Em Abril vendeu a Silampos UK porque a oferta foi “altamente rentável”. A empresa britânica contava na altura com 50 trabalhadores e uma facturação de 23 milhões de euros (quase o dobro da empresa-mãe). Mas se a proposta tivesse aparecido há 10 anos, a resposta de Aníbal Campos, muito provavelmente, seria um redondo não.
O presidente da Silampos quer acreditar que a empresa teria sobrevivido e crescido de igual forma na última década sem o “braço” por terras de Sua Majestade, mas com certeza teria trilhado um caminho bem diferente.
Na década de 1960, depois de ter ido a França ver o que lá se fazia em termos de inovação tecnológica, de ter a seu favor um mercado nacional protegido e de apostar numa campanha publicitária na televisão, a Silampos dá um passo de gigante. Em 1961 fabrica a primeira panela de pressão em Portugal, que vende como pão quente, muito por força do investimento que fez no spot televisivo da “Linda Carochinha e do João Ratão”. “Diz a história tão velhinha que o João Ratão caiu no caldeirão, mas se fosse hoje tudo mudava, nas cidades e nos campos. O João Ratão não se queimava porque já tinha uma Silampos”, diz Aníbal.
A Carochinha e o João Ratão protagonizaram o primeiro anúncio televisivo em banda desenhada feito em Portugal. Mas a Silampos não só introduziu a panela de pressão em Portugal como também a louça em aço inoxidável. E fez igualmente furor em Inglaterra, numa altura em que este mercado comprava louça esmaltada e de alumínio. “Também fomos pioneiros nisso. Um distribuidor colocou a Stellar no topo. Chegámos a vender seis contentores por mês para Inglaterra”, recorda o presidente da Silampos.
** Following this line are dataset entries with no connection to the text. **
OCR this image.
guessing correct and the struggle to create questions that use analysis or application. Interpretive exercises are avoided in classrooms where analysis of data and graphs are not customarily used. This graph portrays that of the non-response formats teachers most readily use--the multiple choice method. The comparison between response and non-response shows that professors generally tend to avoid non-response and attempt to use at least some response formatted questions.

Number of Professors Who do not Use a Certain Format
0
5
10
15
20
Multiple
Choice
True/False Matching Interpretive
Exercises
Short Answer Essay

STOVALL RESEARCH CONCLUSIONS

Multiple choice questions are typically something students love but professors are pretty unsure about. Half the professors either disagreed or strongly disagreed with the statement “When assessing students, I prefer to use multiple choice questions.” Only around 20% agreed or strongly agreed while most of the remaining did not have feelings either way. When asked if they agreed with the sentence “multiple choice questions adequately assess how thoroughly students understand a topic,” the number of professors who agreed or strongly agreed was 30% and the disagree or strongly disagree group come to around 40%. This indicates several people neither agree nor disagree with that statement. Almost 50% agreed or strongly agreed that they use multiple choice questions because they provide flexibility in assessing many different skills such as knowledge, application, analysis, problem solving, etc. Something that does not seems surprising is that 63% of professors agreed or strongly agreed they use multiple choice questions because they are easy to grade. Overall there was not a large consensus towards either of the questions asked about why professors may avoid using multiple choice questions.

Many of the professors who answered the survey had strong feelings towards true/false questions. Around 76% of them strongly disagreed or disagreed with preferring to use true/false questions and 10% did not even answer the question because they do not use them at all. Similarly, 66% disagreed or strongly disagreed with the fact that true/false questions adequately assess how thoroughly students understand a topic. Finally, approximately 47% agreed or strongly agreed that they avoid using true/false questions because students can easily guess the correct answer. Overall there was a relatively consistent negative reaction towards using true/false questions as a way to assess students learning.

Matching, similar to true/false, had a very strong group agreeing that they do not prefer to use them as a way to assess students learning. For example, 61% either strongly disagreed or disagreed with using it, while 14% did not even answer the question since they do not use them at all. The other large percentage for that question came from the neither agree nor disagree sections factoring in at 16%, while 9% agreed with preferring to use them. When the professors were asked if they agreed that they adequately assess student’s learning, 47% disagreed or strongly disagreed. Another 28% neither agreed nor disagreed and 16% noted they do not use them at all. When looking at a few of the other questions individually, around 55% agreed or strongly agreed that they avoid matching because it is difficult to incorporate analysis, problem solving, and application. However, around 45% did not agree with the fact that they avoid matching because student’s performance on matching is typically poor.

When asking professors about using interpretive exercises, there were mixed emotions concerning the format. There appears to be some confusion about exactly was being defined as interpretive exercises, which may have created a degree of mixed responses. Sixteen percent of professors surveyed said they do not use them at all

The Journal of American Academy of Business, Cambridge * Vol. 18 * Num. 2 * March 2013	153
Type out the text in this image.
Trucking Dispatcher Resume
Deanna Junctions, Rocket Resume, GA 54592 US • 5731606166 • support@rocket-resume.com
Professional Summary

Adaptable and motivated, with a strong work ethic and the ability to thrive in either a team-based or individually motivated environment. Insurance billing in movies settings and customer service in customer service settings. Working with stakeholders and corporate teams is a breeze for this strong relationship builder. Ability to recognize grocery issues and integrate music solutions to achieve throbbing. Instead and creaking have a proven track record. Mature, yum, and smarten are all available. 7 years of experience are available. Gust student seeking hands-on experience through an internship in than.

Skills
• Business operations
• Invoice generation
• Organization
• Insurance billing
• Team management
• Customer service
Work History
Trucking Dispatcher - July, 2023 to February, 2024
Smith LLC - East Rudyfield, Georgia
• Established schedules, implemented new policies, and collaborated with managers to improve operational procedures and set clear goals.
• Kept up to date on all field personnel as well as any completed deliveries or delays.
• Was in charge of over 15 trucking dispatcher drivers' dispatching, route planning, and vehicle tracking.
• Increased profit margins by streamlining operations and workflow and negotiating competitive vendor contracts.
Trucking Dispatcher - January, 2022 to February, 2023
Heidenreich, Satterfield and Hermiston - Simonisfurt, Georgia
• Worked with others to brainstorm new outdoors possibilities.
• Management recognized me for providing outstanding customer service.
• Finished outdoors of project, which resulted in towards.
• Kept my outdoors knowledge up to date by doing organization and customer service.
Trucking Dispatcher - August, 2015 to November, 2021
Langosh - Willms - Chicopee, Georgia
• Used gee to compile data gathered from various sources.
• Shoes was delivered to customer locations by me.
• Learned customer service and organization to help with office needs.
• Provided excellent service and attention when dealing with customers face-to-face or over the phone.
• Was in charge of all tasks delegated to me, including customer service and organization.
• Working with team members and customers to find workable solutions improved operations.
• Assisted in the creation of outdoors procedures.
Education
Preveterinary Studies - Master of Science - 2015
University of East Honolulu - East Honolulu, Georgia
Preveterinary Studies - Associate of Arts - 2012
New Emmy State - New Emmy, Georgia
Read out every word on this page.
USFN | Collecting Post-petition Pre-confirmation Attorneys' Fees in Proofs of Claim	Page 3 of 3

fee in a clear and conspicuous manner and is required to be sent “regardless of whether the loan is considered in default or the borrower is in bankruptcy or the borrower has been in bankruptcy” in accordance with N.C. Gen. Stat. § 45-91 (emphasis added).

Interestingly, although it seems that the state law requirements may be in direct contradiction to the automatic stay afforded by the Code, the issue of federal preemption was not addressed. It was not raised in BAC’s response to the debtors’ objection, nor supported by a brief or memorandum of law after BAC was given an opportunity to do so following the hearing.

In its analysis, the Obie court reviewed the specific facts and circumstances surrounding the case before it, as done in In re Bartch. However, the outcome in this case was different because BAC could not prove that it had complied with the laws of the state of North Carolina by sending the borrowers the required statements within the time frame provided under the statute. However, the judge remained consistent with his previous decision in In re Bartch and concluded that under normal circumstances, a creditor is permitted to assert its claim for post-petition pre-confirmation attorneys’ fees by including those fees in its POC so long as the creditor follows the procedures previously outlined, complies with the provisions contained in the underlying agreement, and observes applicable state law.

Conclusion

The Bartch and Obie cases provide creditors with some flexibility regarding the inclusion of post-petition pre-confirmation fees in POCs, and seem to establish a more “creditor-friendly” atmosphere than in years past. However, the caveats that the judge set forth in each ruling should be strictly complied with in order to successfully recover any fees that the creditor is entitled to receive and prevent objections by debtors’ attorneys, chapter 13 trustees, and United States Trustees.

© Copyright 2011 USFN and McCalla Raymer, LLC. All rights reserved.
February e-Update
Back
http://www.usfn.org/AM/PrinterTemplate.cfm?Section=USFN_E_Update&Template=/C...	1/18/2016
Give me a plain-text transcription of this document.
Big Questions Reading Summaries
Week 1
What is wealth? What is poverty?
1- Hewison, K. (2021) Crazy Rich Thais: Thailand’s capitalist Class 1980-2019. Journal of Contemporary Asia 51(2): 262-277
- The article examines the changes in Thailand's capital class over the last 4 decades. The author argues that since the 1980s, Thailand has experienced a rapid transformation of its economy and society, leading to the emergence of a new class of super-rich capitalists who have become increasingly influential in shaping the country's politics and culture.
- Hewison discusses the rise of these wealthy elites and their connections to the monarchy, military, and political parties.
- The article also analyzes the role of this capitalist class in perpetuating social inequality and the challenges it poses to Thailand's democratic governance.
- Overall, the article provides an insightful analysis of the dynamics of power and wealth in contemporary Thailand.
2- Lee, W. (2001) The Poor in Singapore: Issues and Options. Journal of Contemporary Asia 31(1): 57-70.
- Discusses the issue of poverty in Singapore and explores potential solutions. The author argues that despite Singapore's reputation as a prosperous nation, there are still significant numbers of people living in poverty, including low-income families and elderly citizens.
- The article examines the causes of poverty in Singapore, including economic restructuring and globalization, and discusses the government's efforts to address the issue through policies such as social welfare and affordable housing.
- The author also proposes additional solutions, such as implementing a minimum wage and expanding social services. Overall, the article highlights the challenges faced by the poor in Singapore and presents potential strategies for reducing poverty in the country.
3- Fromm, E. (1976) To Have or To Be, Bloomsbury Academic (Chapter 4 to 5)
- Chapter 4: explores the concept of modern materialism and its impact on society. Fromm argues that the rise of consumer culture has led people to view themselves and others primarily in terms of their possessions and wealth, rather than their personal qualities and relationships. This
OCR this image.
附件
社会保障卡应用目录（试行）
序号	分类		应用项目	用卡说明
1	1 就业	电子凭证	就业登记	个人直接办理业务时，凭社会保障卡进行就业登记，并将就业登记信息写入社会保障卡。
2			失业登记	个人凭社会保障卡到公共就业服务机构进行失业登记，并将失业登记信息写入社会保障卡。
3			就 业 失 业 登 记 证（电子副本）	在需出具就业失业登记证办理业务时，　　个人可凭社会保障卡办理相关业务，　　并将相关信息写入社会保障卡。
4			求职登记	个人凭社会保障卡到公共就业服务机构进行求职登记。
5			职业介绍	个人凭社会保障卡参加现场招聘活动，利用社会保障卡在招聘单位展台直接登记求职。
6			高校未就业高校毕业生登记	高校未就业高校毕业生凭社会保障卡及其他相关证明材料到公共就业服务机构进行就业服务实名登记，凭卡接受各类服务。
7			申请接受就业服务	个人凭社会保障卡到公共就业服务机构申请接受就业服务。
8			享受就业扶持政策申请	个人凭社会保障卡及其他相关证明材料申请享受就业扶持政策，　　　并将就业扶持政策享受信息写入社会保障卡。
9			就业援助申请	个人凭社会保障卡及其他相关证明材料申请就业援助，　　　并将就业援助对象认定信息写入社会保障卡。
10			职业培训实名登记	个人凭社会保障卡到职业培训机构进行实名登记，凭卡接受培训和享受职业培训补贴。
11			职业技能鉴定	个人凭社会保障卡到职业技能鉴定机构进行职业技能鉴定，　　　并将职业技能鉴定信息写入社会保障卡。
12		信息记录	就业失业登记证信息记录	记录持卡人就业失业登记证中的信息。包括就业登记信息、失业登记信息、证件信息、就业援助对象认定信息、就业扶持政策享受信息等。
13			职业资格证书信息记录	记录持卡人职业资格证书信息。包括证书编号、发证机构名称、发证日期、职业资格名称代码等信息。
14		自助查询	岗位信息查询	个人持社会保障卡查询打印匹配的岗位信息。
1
Quando comprou a empresa de distribuição no Reino Unido (sedeada em Bristol), Aníbal, que é filho de um dos fundadores da empresa de Cesar, freguesia do concelho de Oliveira de Azeméis, recorda que ouviu várias vozes dissuasoras do negócio. Foi-lhe dito que “as coisas podiam acabar mal porque era uma pulga a comprar um elefante”. Mas o empresário não se deixou abalar e seguiu em frente com a estratégia de internacionalização da Silampos.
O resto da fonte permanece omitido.